First, the company’s two dividend increases since the start of 2015, including its 18.8% hike in August 2015, have it on pace for fiscal 2016 to mark the 10th consecutive year in which it has raised its annual dividend payment.
Second, Emera has an annual dividend-per-common-share growth target of 8% through 2019, and it has noted that its acquisition of TECO Energy positions it to extend this target beyond 2019.
2. Laurentian Bank of Canada
Laurentian Bank of Canada (TSX:LB) is one of eastern Canada’s largest banking institutions with approximately $40.3 billion in total assets. It pays a quarterly dividend of $0.58 per share, or $2.32 per share annually, which gives its stock a yield of about 4.6% at today’s levels.
It is also important to make two notes.
First, the company’s two dividend increases since the start of 2015, including its 3.6% hike in December 2015, have it on pace for fiscal 2016 to mark the ninth consecutive year in which it has raised its annual dividend payment.
Second, Laurentian Bank has kept its dividend-payout ratio around 40% of its adjusted net income in recent years, so I think its consistent growth of net income, including its 5.3% year-over-year increase to an adjusted $1.39 per share in its first quarter of fiscal 2016, and its growing asset base will allow its streak of annual dividend increases to continue for the foreseeable future.
3. Choice Properties Real Estate Investment Trust
Choice Properties Real Est Invstmnt Trst (TSX:CHP.UN) is one of the largest owners of commercial real estate in Canada with 519 predominantly retail properties across the country. It pays a monthly distribution of $0.055833 per share, or $0.67 per share annually, which gives its stock a yield of about 5.3% at today’s levels.

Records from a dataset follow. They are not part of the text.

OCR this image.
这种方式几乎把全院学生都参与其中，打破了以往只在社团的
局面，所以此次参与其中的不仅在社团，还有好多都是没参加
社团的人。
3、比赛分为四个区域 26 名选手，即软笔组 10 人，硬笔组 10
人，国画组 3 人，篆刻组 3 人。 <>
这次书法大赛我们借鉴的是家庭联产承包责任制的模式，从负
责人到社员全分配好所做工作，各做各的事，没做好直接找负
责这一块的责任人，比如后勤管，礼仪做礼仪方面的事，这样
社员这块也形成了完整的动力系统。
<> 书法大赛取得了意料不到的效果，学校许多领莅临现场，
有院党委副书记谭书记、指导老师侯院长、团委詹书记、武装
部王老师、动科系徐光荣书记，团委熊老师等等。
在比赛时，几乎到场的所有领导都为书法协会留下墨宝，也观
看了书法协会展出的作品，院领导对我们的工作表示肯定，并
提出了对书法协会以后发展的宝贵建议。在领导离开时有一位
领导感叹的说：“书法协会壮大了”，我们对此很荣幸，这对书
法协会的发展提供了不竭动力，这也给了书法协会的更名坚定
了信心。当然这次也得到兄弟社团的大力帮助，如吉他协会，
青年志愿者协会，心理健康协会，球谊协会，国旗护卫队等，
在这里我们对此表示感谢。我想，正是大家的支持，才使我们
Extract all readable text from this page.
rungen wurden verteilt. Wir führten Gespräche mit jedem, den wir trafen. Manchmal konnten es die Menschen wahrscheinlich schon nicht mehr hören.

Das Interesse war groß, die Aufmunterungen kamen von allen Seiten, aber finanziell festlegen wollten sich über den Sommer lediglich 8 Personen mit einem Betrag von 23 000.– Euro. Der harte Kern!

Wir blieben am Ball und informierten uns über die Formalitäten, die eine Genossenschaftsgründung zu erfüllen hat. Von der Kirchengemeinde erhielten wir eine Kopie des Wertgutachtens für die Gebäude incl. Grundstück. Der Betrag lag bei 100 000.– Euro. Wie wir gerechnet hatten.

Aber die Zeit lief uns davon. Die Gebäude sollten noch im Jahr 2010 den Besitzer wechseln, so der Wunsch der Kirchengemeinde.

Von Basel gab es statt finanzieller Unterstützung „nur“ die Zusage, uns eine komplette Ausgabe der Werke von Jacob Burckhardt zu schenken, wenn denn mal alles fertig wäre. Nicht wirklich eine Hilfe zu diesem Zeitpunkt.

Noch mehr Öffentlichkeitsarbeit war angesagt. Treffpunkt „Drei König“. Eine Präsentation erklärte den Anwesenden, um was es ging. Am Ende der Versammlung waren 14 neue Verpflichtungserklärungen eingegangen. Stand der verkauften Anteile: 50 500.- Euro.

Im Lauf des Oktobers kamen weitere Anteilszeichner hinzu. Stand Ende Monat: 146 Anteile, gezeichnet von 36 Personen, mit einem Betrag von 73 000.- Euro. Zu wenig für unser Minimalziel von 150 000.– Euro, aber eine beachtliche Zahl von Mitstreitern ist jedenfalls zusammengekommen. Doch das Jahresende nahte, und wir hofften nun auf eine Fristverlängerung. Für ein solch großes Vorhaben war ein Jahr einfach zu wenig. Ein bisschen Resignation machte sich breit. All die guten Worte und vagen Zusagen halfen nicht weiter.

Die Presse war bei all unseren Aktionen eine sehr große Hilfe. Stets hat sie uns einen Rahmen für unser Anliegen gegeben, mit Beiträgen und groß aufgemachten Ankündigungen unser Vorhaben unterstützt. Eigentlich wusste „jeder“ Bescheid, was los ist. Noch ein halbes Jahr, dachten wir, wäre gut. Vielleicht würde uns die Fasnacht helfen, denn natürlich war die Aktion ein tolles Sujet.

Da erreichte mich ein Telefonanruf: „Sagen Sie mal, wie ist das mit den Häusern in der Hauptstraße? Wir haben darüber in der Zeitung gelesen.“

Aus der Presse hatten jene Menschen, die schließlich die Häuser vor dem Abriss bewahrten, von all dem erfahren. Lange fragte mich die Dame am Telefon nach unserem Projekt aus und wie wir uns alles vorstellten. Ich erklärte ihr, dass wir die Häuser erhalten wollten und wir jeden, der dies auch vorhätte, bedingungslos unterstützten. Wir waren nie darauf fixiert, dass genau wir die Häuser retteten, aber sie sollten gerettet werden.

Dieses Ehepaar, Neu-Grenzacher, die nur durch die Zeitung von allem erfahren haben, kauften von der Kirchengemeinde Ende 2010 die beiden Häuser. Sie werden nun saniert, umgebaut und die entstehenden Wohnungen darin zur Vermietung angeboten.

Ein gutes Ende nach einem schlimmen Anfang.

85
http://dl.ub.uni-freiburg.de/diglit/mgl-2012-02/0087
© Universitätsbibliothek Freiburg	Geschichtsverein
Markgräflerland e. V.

It is also important to make two notes.
First, the company’s 3.1% dividend hike in November, which was effective for its January 2016 distribution, has it on pace for fiscal 2016 to mark the first year in which it has raised its annual distribution since it went public in 2013.
Second, I think Choice’s consistent growth of funds from operations, including its 4.3% year-over-year increase to an adjusted $0.777 per share in fiscal 2015, its modest payout ratio, and its growing property portfolio will allow it to announce another dividend hike before the end of the year.